Just over a week ago, Sarah Guyard-Guillot died after slipping free from her safety wire and falling 15m at a Cirque du Soleil show in Las Vegas. Her death was the first fatality during a live performance in the show's 30 year history.
 
Guyard-Guillot's death was clearly a tragic accident. But it has made me consider whether there can ever be any justification to die for art, and whether the notion of death and the very real danger involved in many circus disciplines is undervalued by audiences and directors.
 
For dramaturge Bauke Lievens, circus is a “a celebration of life through the challenging of death, a demonstration of the superiority of the human race to master the universe.” I wonder, is this really necessary? Why not have a safety net?

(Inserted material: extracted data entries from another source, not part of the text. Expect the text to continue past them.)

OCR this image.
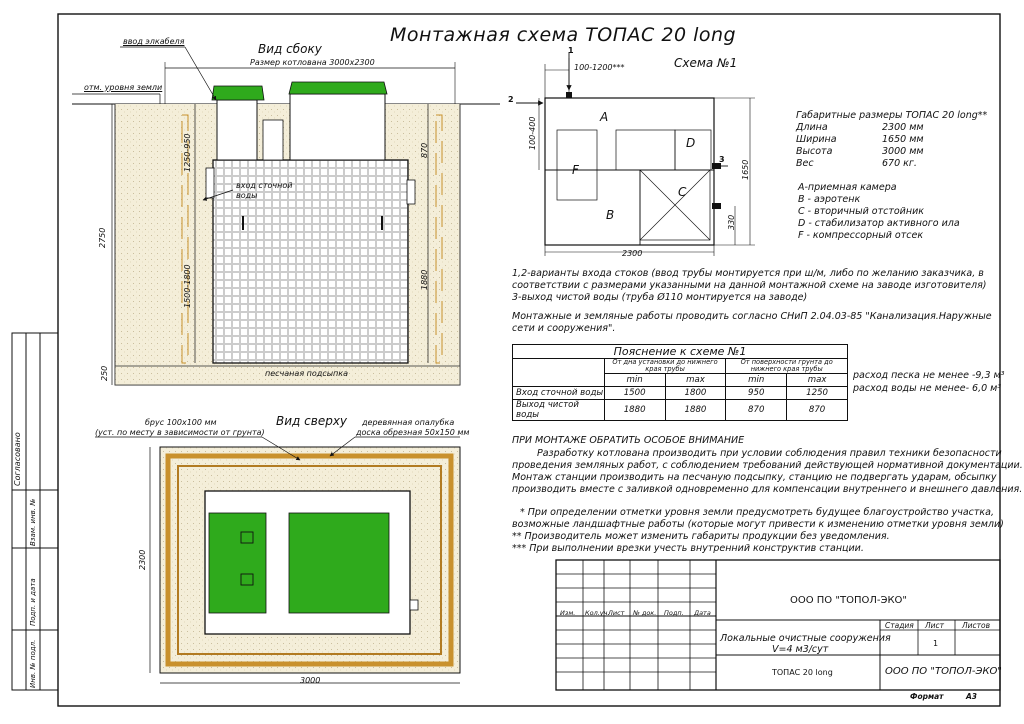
Монтажная схема ТОПАС 20 long
Вид сбоку
Размер котлована 3000х2300
ввод элкабеля
отм. уровня земли
вход сточной
воды
песчаная подсыпка
2750
1250-950
1500-1800
250
870
1880
Вид сверху
брус 100х100 мм
(уст. по месту в зависимости от грунта)
деревянная опалубка
доска обрезная 50х150 мм
2300
3000
Схема №1
1
2
3
100-1200***
100-400
1650
330
2300
A
D
F
C
B
Габаритные размеры ТОПАС 20 long**
Длина	2300 мм
Ширина	1650 мм
Высота	3000 мм
Вес	670 кг.
A-приемная камера
B - аэротенк
C - вторичный отстойник
D - стабилизатор активного ила
F - компрессорный отсек
1,2-варианты входа стоков (ввод трубы монтируется при ш/м, либо по желанию заказчика, в
соответствии с размерами указанными на данной монтажной схеме на заводе изготовителя)
3-выход чистой воды (труба Ø110 монтируется на заводе)
Монтажные и земляные работы проводить согласно СНиП 2.04.03-85 "Канализация.Наружные
сети и сооружения".
Пояснение к схеме №1				
	От дна установки до нижнего края трубы		От поверхности грунта до нижнего края трубы	
	min	max	min	max
Вход сточной воды	1500	1800	950	1250
Выход чистой воды	1880	1880	870	870
расход песка не менее -9,3 м³
расход воды не менее- 6,0 м³
ПРИ МОНТАЖЕ ОБРАТИТЬ ОСОБОЕ ВНИМАНИЕ
Разработку котлована производить при условии соблюдения правил техники безопасности
проведения земляных работ, с соблюдением требований действующей нормативной документации.
Монтаж станции производить на песчаную подсыпку, станцию не подвергать ударам, обсыпку
производить вместе с заливкой одновременно для компенсации внутреннего и внешнего давления.
* При определении отметки уровня земли предусмотреть будущее благоустройство участка,
возможные ландшафтные работы (которые могут привести к изменению отметки уровня земли)
** Производитель может изменить габариты продукции без уведомления.
*** При выполнении врезки учесть внутренний конструктив станции.
Изм. Кол.уч.
Лист № док. Подп. Дата
ООО ПО "ТОПОЛ-ЭКО"
Стадия Лист Листов
1
Локальные очистные сооружения
V=4 м3/сут
ТОПАС 20 long	ООО ПО "ТОПОЛ-ЭКО"
Формат	А3
Согласовано
Взам. инв. №
Подп. и дата
Инв. № подл.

Search for circus deaths on Google, and there are numerous incidents described, from angry circus animals attacking their owners, to trapeze artists falling or missing crash mats. In ballet on the other hand, stories are obsessed with and frequently end in death (think Swan Lake and Manon), but thankfully, dancers do not generally put themselves at risk of death in performance.  
 
Steven McRae and Sarah Lamb rehearsing Trespass
Photo: Johan Persson
Nevertheless, contemporary choreographers have become increasingly interested in creating movements that defy the usual laws of gravity and the body's capabilities. Dancers also frequently cause long-term damage to their bodies through eating disorders or dancing when injured. In fact, ballet dancers can even die for their art; in 1997, Boston Ballet's Heidi Guenther died at the age of 22 after suffering from anorexia.
 
So is it worth it, for that brief moment of glory onstage? Most professional dancers would say they'd do anything to perform, believing that it is. But for those who don't succeed or end up hospitalised or dead, the response would probably be different.

What can we do as audiences and directors? I think we need to provide a safety net, whether literally or in the form of sports psychologists and physiotherapists. And we need not to tolerate unsafe practice, by demanding better safety checks on equipment and ongoing health education and advice for performers.

At Central School of Ballet, dancers that are too thin are not allowed to take classes, but in the professional world, performers have to make their own decisions. For Kevin O'Hare, Royal Ballet director, "we can provide all the tools for health and wellbeing, but the dancers are adults, and it's up to them whether they choose to use them or not."